12 September، 2025

Master’s thesis in the College of Basic Education on (Memory in the novel The Second Flood by Fatih Abdel Salam).

The College of Basic Education at the University of Mosul discussed a master’s thesis on (Memory in the novel The Second Flood by Fateh Abdul Salam), on Thursday, September 11, 2025, in the (Umm Al-Rabi’een) Hall in the college. The Dean of the College, Assistant Professor Dr. Muhammad Yunus Al-Jarisi, the Assistant Dean for Scientific Affairs, Assistant Professor Dr. Ahmed Raad Ibrahim, the Assistant Dean for Administrative Affairs, Dr.

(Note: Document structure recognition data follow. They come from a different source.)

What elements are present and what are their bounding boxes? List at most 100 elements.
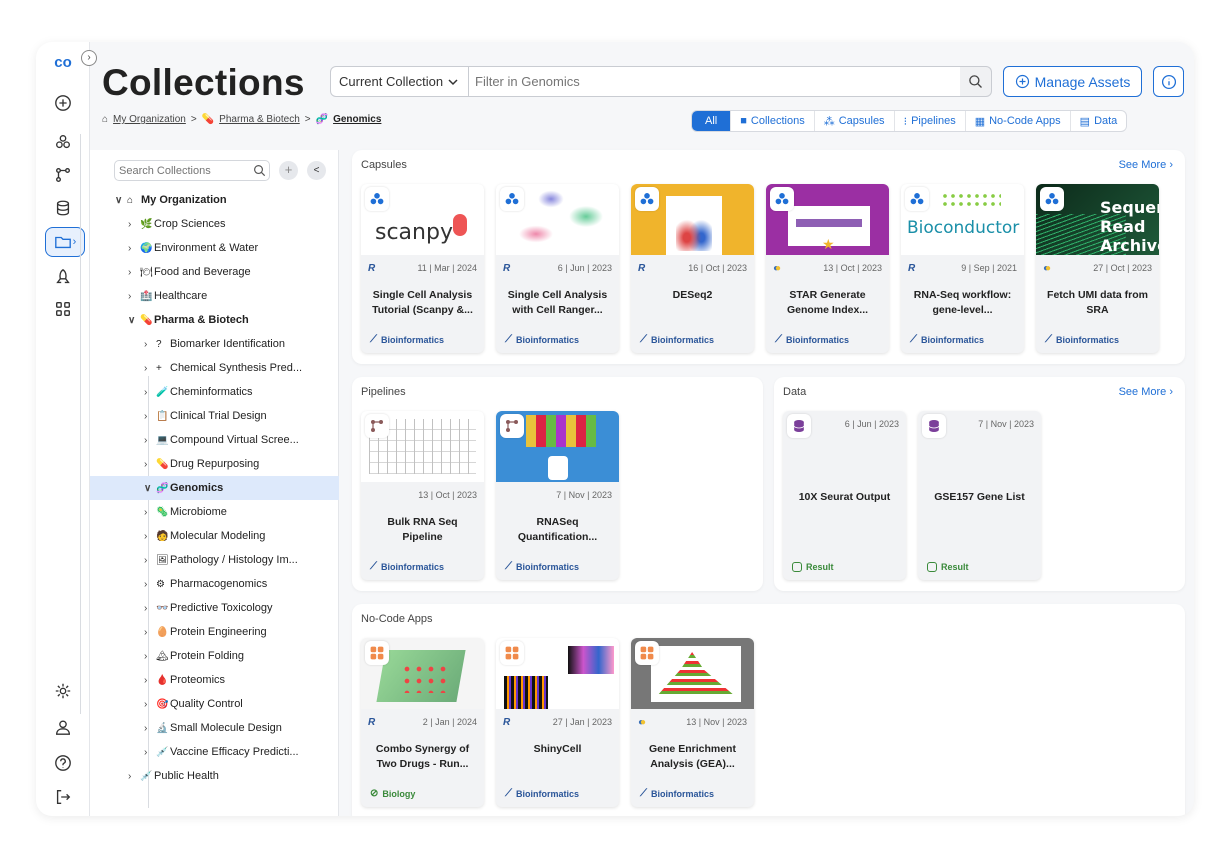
card-title: 10X Seurat Output	[798, 491, 891, 503]
chevron-right-icon: ›	[144, 650, 148, 662]
tree-item[interactable]: › 🖼 Pathology / Histology Im...	[90, 548, 339, 572]
tab-pipelines[interactable]: ⁝ Pipelines	[895, 111, 966, 131]
tree-item[interactable]: › 🔬 Small Molecule Design	[90, 716, 339, 740]
data-card[interactable]: 7 | Nov | 2023 GSE157 Gene List Result	[918, 411, 1041, 580]
no-code-apps-heading: No-Code Apps	[361, 613, 433, 625]
pipeline-card[interactable]: 13 | Oct | 2023 Bulk RNA Seq Pipeline ⟋ Bio…	[361, 411, 484, 580]
tree-item[interactable]: › 🎯 Quality Control	[90, 692, 339, 716]
tab-all[interactable]: All	[692, 111, 732, 131]
tab-data[interactable]: ▤ Data	[1071, 111, 1127, 131]
dna-icon: ⟋	[910, 334, 917, 345]
capsules-nav-icon[interactable]	[45, 127, 81, 157]
tree-item-label: Genomics	[170, 482, 224, 494]
manage-assets-button[interactable]: Manage Assets	[1003, 66, 1142, 97]
data-card[interactable]: 6 | Jun | 2023 10X Seurat Output Result	[783, 411, 906, 580]
tree-item[interactable]: › 🏥 Healthcare	[90, 284, 339, 308]
tree-item[interactable]: ∨ 💊 Pharma & Biotech	[90, 308, 339, 332]
help-icon[interactable]	[45, 748, 81, 778]
capsule-card[interactable]: R 16 | Oct | 2023 DESeq2 ⟋ Bioinformatics	[631, 184, 754, 353]
tree-item[interactable]: › 🧪 Cheminformatics	[90, 380, 339, 404]
chevron-right-icon: ›	[144, 338, 148, 350]
tree-item[interactable]: ›? Biomarker Identification	[90, 332, 339, 356]
card-date: 27 | Oct | 2023	[1093, 263, 1152, 273]
capsule-card[interactable]: R 6 | Jun | 2023 Single Cell Analysis with…	[496, 184, 619, 353]
collapse-tree-button[interactable]: <	[307, 161, 326, 180]
collections-nav-icon[interactable]: ›	[45, 227, 85, 257]
pipelines-panel: Pipelines 13 | Oct | 2023 Bulk RNA Seq Pi…	[352, 377, 763, 591]
info-button[interactable]	[1153, 66, 1184, 97]
app-card[interactable]: R 27 | Jan | 2023 ShinyCell ⟋ Bioinformatics	[496, 638, 619, 807]
card-title: DESeq2	[672, 289, 713, 301]
r-language-icon: R	[908, 262, 916, 274]
tree-item[interactable]: › 📋 Clinical Trial Design	[90, 404, 339, 428]
dna-icon: ⟋	[505, 334, 512, 345]
search-icon	[969, 75, 982, 88]
tab-collections[interactable]: ■ Collections	[731, 111, 815, 131]
breadcrumb-my-organization[interactable]: My Organization	[113, 114, 186, 125]
page-title: Collections	[102, 62, 305, 103]
tree-item-label: Public Health	[154, 770, 219, 782]
capsule-card[interactable]: ★ ●● 13 | Oct | 2023 STAR Generate Genome I…	[766, 184, 889, 353]
chevron-down-icon: ∨	[144, 482, 152, 494]
app-card[interactable]: R 2 | Jan | 2024 Combo Synergy of Two Drug…	[361, 638, 484, 807]
category-tag: ⊘ Biology	[370, 788, 415, 799]
expand-rail-button[interactable]: ›	[81, 50, 97, 66]
collection-emoji-icon: 🦠	[156, 506, 169, 518]
pipeline-card[interactable]: 7 | Nov | 2023 RNASeq Quantification... ⟋ B…	[496, 411, 619, 580]
card-title: ShinyCell	[533, 743, 582, 755]
tree-root[interactable]: ∨ ⌂ My Organization	[90, 188, 339, 212]
card-meta: ●● 13 | Nov | 2023	[631, 712, 754, 732]
tree-item[interactable]: › ⚙ Pharmacogenomics	[90, 572, 339, 596]
info-icon	[1161, 74, 1176, 89]
add-collection-button[interactable]: +	[279, 161, 298, 180]
tree-item-label: Quality Control	[170, 698, 243, 710]
search-input[interactable]	[468, 66, 961, 97]
tree-item-label: Chemical Synthesis Pred...	[170, 362, 303, 374]
search-button[interactable]	[960, 66, 992, 97]
settings-icon[interactable]	[45, 676, 81, 706]
scope-select[interactable]: Current Collection	[330, 66, 469, 97]
tree-item-label: Food and Beverage	[154, 266, 251, 278]
tree-item[interactable]: › 🏔 Protein Folding	[90, 644, 339, 668]
r-language-icon: R	[638, 262, 646, 274]
chevron-right-icon: ›	[144, 410, 148, 422]
result-icon	[792, 562, 802, 572]
user-icon[interactable]	[45, 712, 81, 742]
capsule-card[interactable]: SequenceReadArchive ●● 27 | Oct | 2023 Fetc…	[1036, 184, 1159, 353]
breadcrumb-pharma-biotech[interactable]: Pharma & Biotech	[219, 114, 300, 125]
tree-item[interactable]: ∨ 🧬 Genomics	[90, 476, 339, 500]
tree-item[interactable]: › 💊 Drug Repurposing	[90, 452, 339, 476]
tree-item[interactable]: › 💻 Compound Virtual Scree...	[90, 428, 339, 452]
tree-item[interactable]: › 🌿 Crop Sciences	[90, 212, 339, 236]
tree-item[interactable]: › 🧑 Molecular Modeling	[90, 524, 339, 548]
rocket-nav-icon[interactable]	[45, 262, 81, 292]
pipelines-nav-icon[interactable]	[45, 160, 81, 190]
tab-capsules[interactable]: ⁂ Capsules	[815, 111, 895, 131]
category-tag: ⟋ Bioinformatics	[1045, 334, 1119, 345]
app-card[interactable]: ●● 13 | Nov | 2023 Gene Enrichment Analysi…	[631, 638, 754, 807]
card-title: Combo Synergy of Two Drugs - Run...	[375, 743, 470, 770]
tree-item[interactable]: › + Chemical Synthesis Pred...	[90, 356, 339, 380]
data-see-more-link[interactable]: See More ›	[1119, 386, 1173, 398]
tree-item[interactable]: › 🌍 Environment & Water	[90, 236, 339, 260]
logout-icon[interactable]	[45, 782, 81, 812]
tree-item[interactable]: › 🦠 Microbiome	[90, 500, 339, 524]
data-nav-icon[interactable]	[45, 193, 81, 223]
capsule-card[interactable]: Bioconductor R 9 | Sep | 2021 RNA-Seq workf…	[901, 184, 1024, 353]
capsule-card[interactable]: scanpy R 11 | Mar | 2024 Single Cell Analys…	[361, 184, 484, 353]
tree-item[interactable]: › 🍽 Food and Beverage	[90, 260, 339, 284]
tab-no-code-apps[interactable]: ▦ No-Code Apps	[966, 111, 1071, 131]
chevron-right-icon: ›	[144, 434, 148, 446]
tree-item[interactable]: › 💉 Vaccine Efficacy Predicti...	[90, 740, 339, 764]
capsules-see-more-link[interactable]: See More ›	[1119, 159, 1173, 171]
tree-item[interactable]: › 👓 Predictive Toxicology	[90, 596, 339, 620]
tree-item[interactable]: › 🥚 Protein Engineering	[90, 620, 339, 644]
create-icon[interactable]	[45, 88, 81, 118]
tree-item[interactable]: › 🩸 Proteomics	[90, 668, 339, 692]
chevron-right-icon: ›	[144, 746, 148, 758]
tree-item[interactable]: › 💉 Public Health	[90, 764, 339, 788]
tree-search-input[interactable]	[114, 160, 270, 181]
apps-nav-icon[interactable]	[45, 294, 81, 324]
r-language-icon: R	[503, 716, 511, 728]
codeocean-logo[interactable]: co	[44, 54, 82, 74]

Ammar Badr Al-Hilali, and a number of the department’s lecturers attended part of it.
The thesis, presented by the student / (Abdul Aziz Saadi Shaheen) from the Department of (Arabic Language), aimed to (reveal the mechanisms of memory in a contemporary narrative text in which the present intersects with the past in a complex narrative scene that reflects the ruptures and transformations of reality in contemporary Iraqi society).
The study addressed several axes, including: (Stating the methods of this novel’s work on restoring history and its biological and psychological effects, and on highlighting the popular heritage, including its values, beliefs, relationships, and professions, and on depicting the spatiotemporal structure in its tension and intertwining with events, so that memory then becomes a comprehensive framework that explains the Iraqi person’s experience and formulates his cultural identity.
The study reached several results, including: (The employment of memory, especially collective memory, by novelists is a central mechanism in representing and embodying reality, and reconstructing the collective experience. When novelists turn in their narratives to invoking memory or working on it in their creative works, they did not mean it as a technical or artistic choice only, but rather as the deepest and most ideal means of expressing societal issues, embodying its problems, and understanding its historical transformations.
When the novel establishes its structure on memory, it allows the narrative a wide time that enables the novelist to invoke tragedy, internalize transformations, and condemn what is unspoken in Collective awareness is more effective than using the present narrative tense.
The discussion committee was chaired by Professor Dr. Muhammad Jawad Ali, and included Assistant Professor Dr. Faiza Muhammad Al-Mashhadani, Assistant Professor Dr. Salem Najm Abdullah, and Professor Dr. Muhammad Sabir Obaid as members and supervisors.